Legislators are considering a bill to require licensing or accreditation of all private schools in Hawaii because of fears unlicensed operations may be falling short of basic safety and other standards.
The Hawaii Council of Private Schools, which licenses private schools under an agreement with the state, is pushing to tighten oversight rather than leave licensing as optional. The council is a subsidiary of the Hawaii Association of Independent Schools.
“Making licensing optional sends a message that the state does not really care if the schools that provide K-12 education for almost 40,000 students are safe, healthy, educationally sound and financially viable learning environments,” Philip Bossert, executive director of the association, said in testimony to the Legislature.
The state Department of Education used to license private schools but in 1996 transferred that responsibility to the council. At that point licensing became
optional, although Senate Education Chairwoman
Michelle Kidani said that was not the intent.

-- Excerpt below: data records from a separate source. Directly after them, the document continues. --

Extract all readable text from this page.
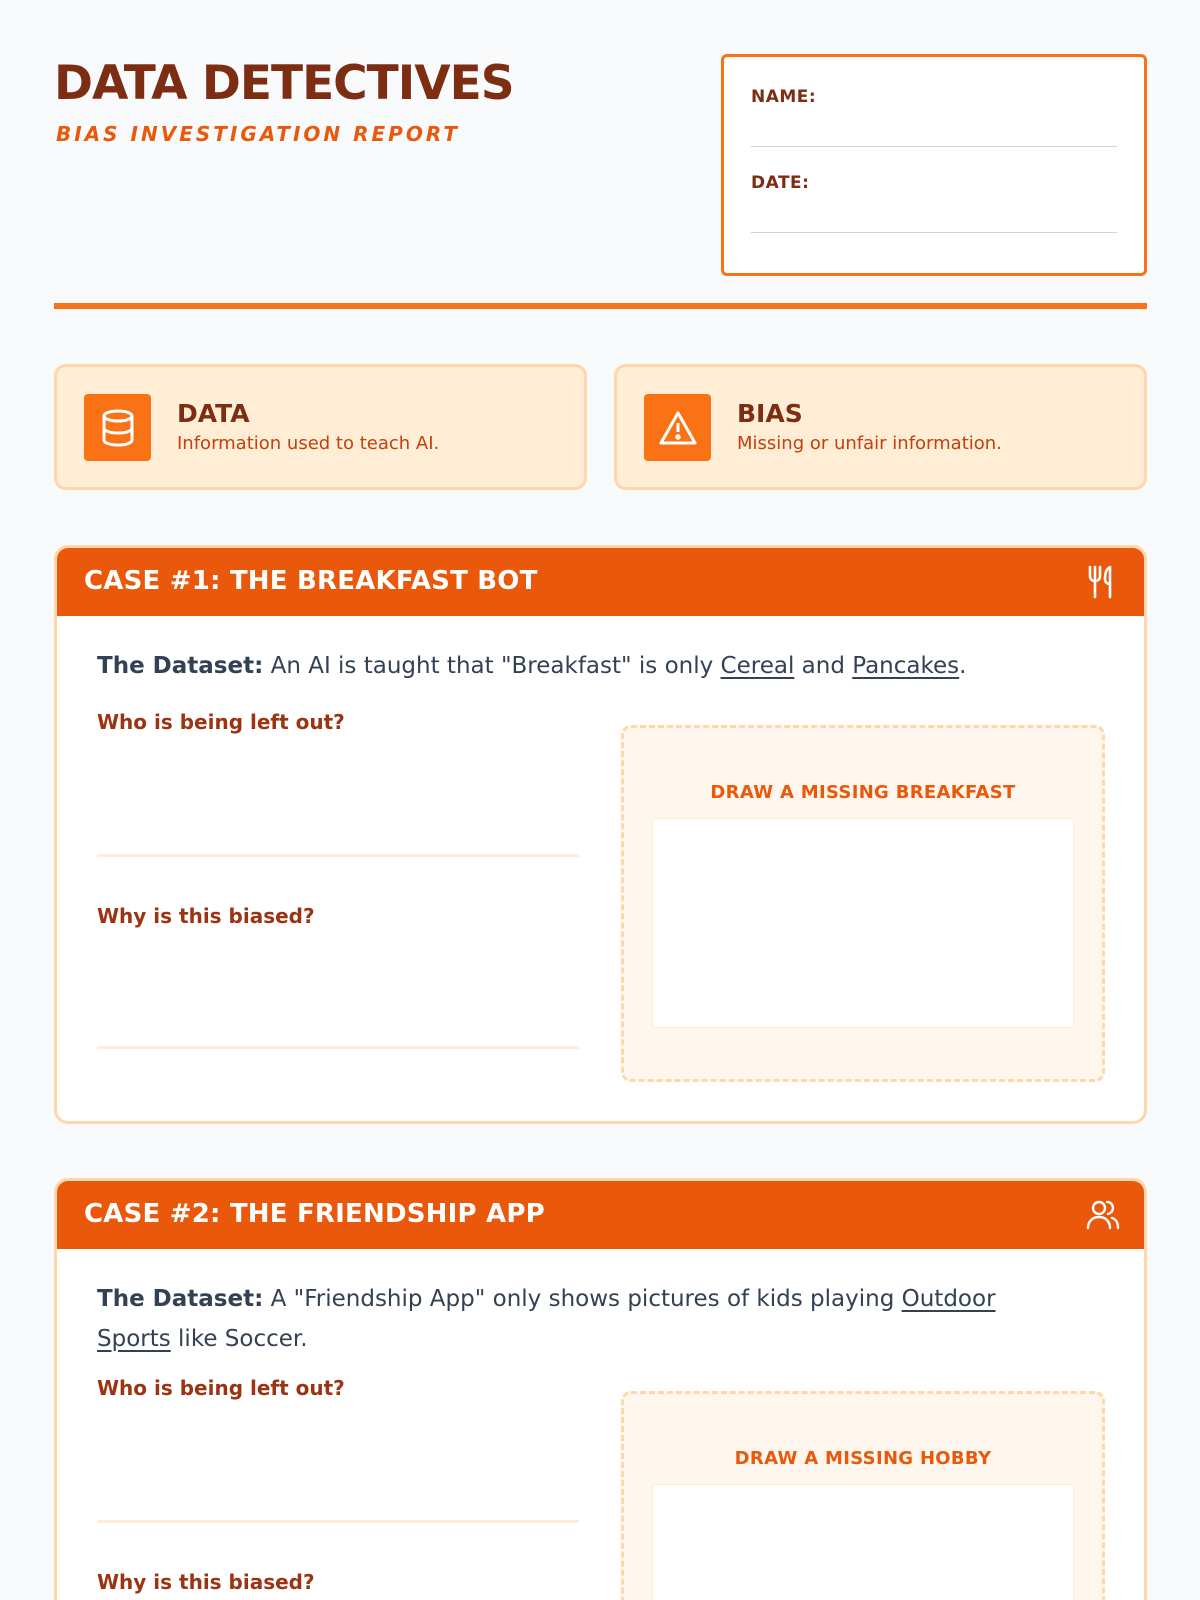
DATA DETECTIVES
BIAS INVESTIGATION REPORT
NAME:
DATE:
DATA
Information used to teach AI.
BIAS
Missing or unfair information.
CASE #1: THE BREAKFAST BOT
The Dataset: An AI is taught that "Breakfast" is only Cereal and Pancakes.
Who is being left out?
Why is this biased?
DRAW A MISSING BREAKFAST
CASE #2: THE FRIENDSHIP APP
The Dataset: A "Friendship App" only shows pictures of kids playing Outdoor Sports like Soccer.
Who is being left out?
Why is this biased?
DRAW A MISSING HOBBY
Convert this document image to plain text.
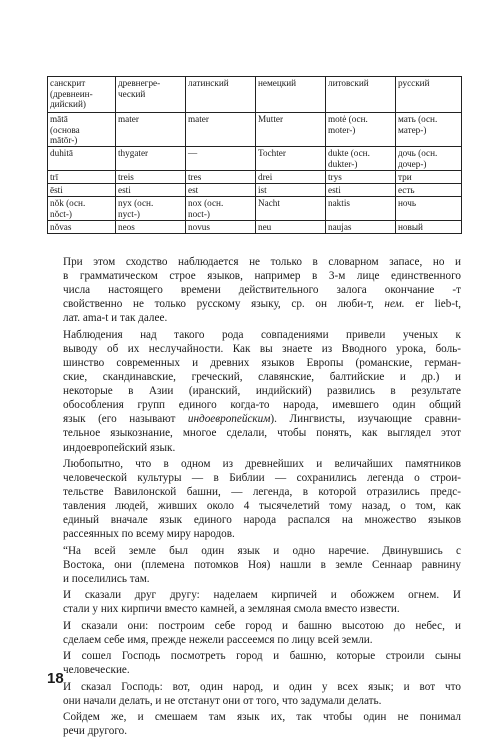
санскрит
(древнеин-
дийский)	древнегре-
ческий	латинский	немецкий	литовский	русский

mātā
(основа
mātōr-)	mater	mater	Mutter	motė (осн.
moter-)	мать (осн.
матер-)

duhitā	thygater	—	Tochter	dukte (осн.
dukter-)	дочь (осн.
дочер-)

trī	treis	tres	drei	trys	три

ēsti	esti	est	ist	esti	есть

nŏk (осн.
nŏct-)	nyx (осн.
nyct-)	nox (осн.
noct-)	Nacht	naktis	ночь

nŏvas	neos	novus	neu	naujas	новый

При этом сходство наблюдается не только в словарном запасе, но и
в грамматическом строе языков, например в 3-м лице единственного
числа настоящего времени действительного залога окончание -т
свойственно не только русскому языку, ср. он люби-т, нем. er lieb-t,
лат. ama-t и так далее.

Наблюдения над такого рода совпадениями привели ученых к
выводу об их неслучайности. Как вы знаете из Вводного урока, боль-
шинство современных и древних языков Европы (романские, герман-
ские, скандинавские, греческий, славянские, балтийские и др.) и
некоторые в Азии (иранский, индийский) развились в результате
обособления групп единого когда-то народа, имевшего один общий
язык (его называют индоевропейским). Лингвисты, изучающие сравни-
тельное языкознание, многое сделали, чтобы понять, как выглядел этот
индоевропейский язык.

Любопытно, что в одном из древнейших и величайших памятников
человеческой культуры — в Библии — сохранились легенда о строи-
тельстве Вавилонской башни, — легенда, в которой отразились предс-
тавления людей, живших около 4 тысячелетий тому назад, о том, как
единый вначале язык единого народа распался на множество языков
рассеянных по всему миру народов.

“На всей земле был один язык и одно наречие. Двинувшись с
Востока, они (племена потомков Ноя) нашли в земле Сеннаар равнину
и поселились там.

И сказали друг другу: наделаем кирпичей и обожжем огнем. И
стали у них кирпичи вместо камней, а земляная смола вместо извести.

И сказали они: построим себе город и башню высотою до небес, и
сделаем себе имя, прежде нежели рассеемся по лицу всей земли.

И сошел Господь посмотреть город и башню, которые строили сыны
человеческие.

И сказал Господь: вот, один народ, и один у всех язык; и вот что
они начали делать, и не отстанут они от того, что задумали делать.

Сойдем же, и смешаем там язык их, так чтобы один не понимал
речи другого.

18
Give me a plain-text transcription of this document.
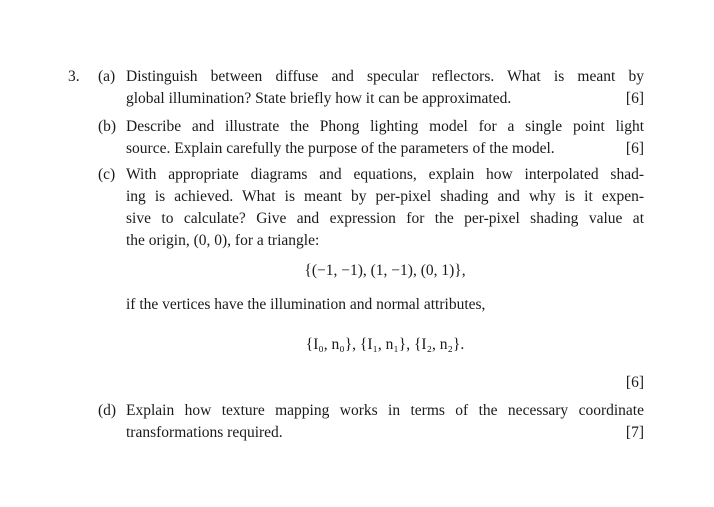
3. (a) Distinguish between diffuse and specular reflectors. What is meant by
global illumination? State briefly how it can be approximated.	[6]
(b) Describe and illustrate the Phong lighting model for a single point light
source. Explain carefully the purpose of the parameters of the model.	[6]
(c) With appropriate diagrams and equations, explain how interpolated shad-
ing is achieved. What is meant by per-pixel shading and why is it expen-
sive to calculate? Give and expression for the per-pixel shading value at
the origin, (0, 0), for a triangle:
{(−1, −1), (1, −1), (0, 1)},
if the vertices have the illumination and normal attributes,
{I₀, n₀}, {I₁, n₁}, {I₂, n₂}.
[6]
(d) Explain how texture mapping works in terms of the necessary coordinate
transformations required.	[7]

“I did not realize that some private schools are not being so-called ‘licensed’ or regulated as they were before 1997,” said Kidani (D, Mililani-Waikele-Kunia), who
introduced legislation to address the situation. “The issue is to make sure there is some kind of annual reporting that shows compliance with health and safety laws, including enrollment, that faculty are credentialed and so on.”
To be licensed, a school must meet a variety of requirements covering such aspects as safety, health, facilities, governance, faculty, admissions, finances and a viable educational program. The items are on a checklist the state used and passed on to the council when it transferred duties, Bossert said.
Senate Bill 980, which would require all private schools to be either licensed or accredited by the Western Association of Schools and Colleges, is headed to the full Senate after passing the Judiciary Committee on Thursday. But the companion bill in the House has stalled.
Catholic Schools Superintendent Mike Rockers strongly opposes the legislation, saying it might violate the constitutional separation of church and state. He also objects to having a “third party” such as the council determine the fate of parochial schools.
House Bill 409 was
deferred by the Committee on Lower and Higher Education, headed by bill co-sponsor and committee Chairman Justin Woodson (D, Kahului-Wailuku-Puunene) after Rockers’ testimony Feb. 12.
All 33 of Hawaii’s Catholic schools are accredited by WASC, a higher standard that includes licensing. So the proposed legislation would not affect them at this point, but Rockers said he feared it could lead to trouble.
“We certainly as a Catholic organization want to be able to hire Catholic teachers, and there’s other parts of our identity that we want to remain focused on,” he said. “Right now those things are not affected by the accreditation or that licensing checklist. But 10 years down the road, when an organization has the authority to license, if they change some wording related to curriculum or pedagogy or hiring practices, then it may put us in a bind.”
Rockers said of WASC and the Hawaii Association of Independent Schools that “choosing to have them as part of our support and our collaboration with them is one thing, but mandating that it should happen is a
different thing, I think.”
In Hawaii, businesses including private schools must register with the Department of Commerce and Consumer Affairs. But after that the agency does not track private school operations.
“To be clear, the DCCA has no oversight of K-12 private schools,” Catherine Awakuni Colón, the department’s director, testified.
A U.S. Department of Education report, “State Regulations for Private Schools,” published in 2009, showed that no state required licensing of all private schools at that time, although some had registration and other
requirements. Pennsylvania mandated licensing of private schools except those owned or operated under the authority of a bona fide religious institution.
Kidani said the issue is regulatory approval, whether it is called licensing or not.
The Hawaii Council of
Private Schools currently
licenses 92 schools in the state and estimates that about 20 other schools are neither licensed nor accredited, Bossert said.
“The majority are very small schools,” Kidani said. “When some of these schools finally decide to be licensed, we find that they didn’t even know that they need a fire safety inspection, did not know they need a certificate of occupancy, which makes sure the facility is correct for educating students, did not know that if they’re serving food they need Health Department approval.”
Edna Hussey, board chairwoman of the Hawaii Council of Private Schools, cited a Senate concurrent resolution in 1999 noting that the
Department of Education had formally recognized the council as “the agency responsible for the licensing
of all private schools.”
“What is worrisome in our state is that there are no laws that hold unlicensed private schools to our industry standards,” Hussey testified.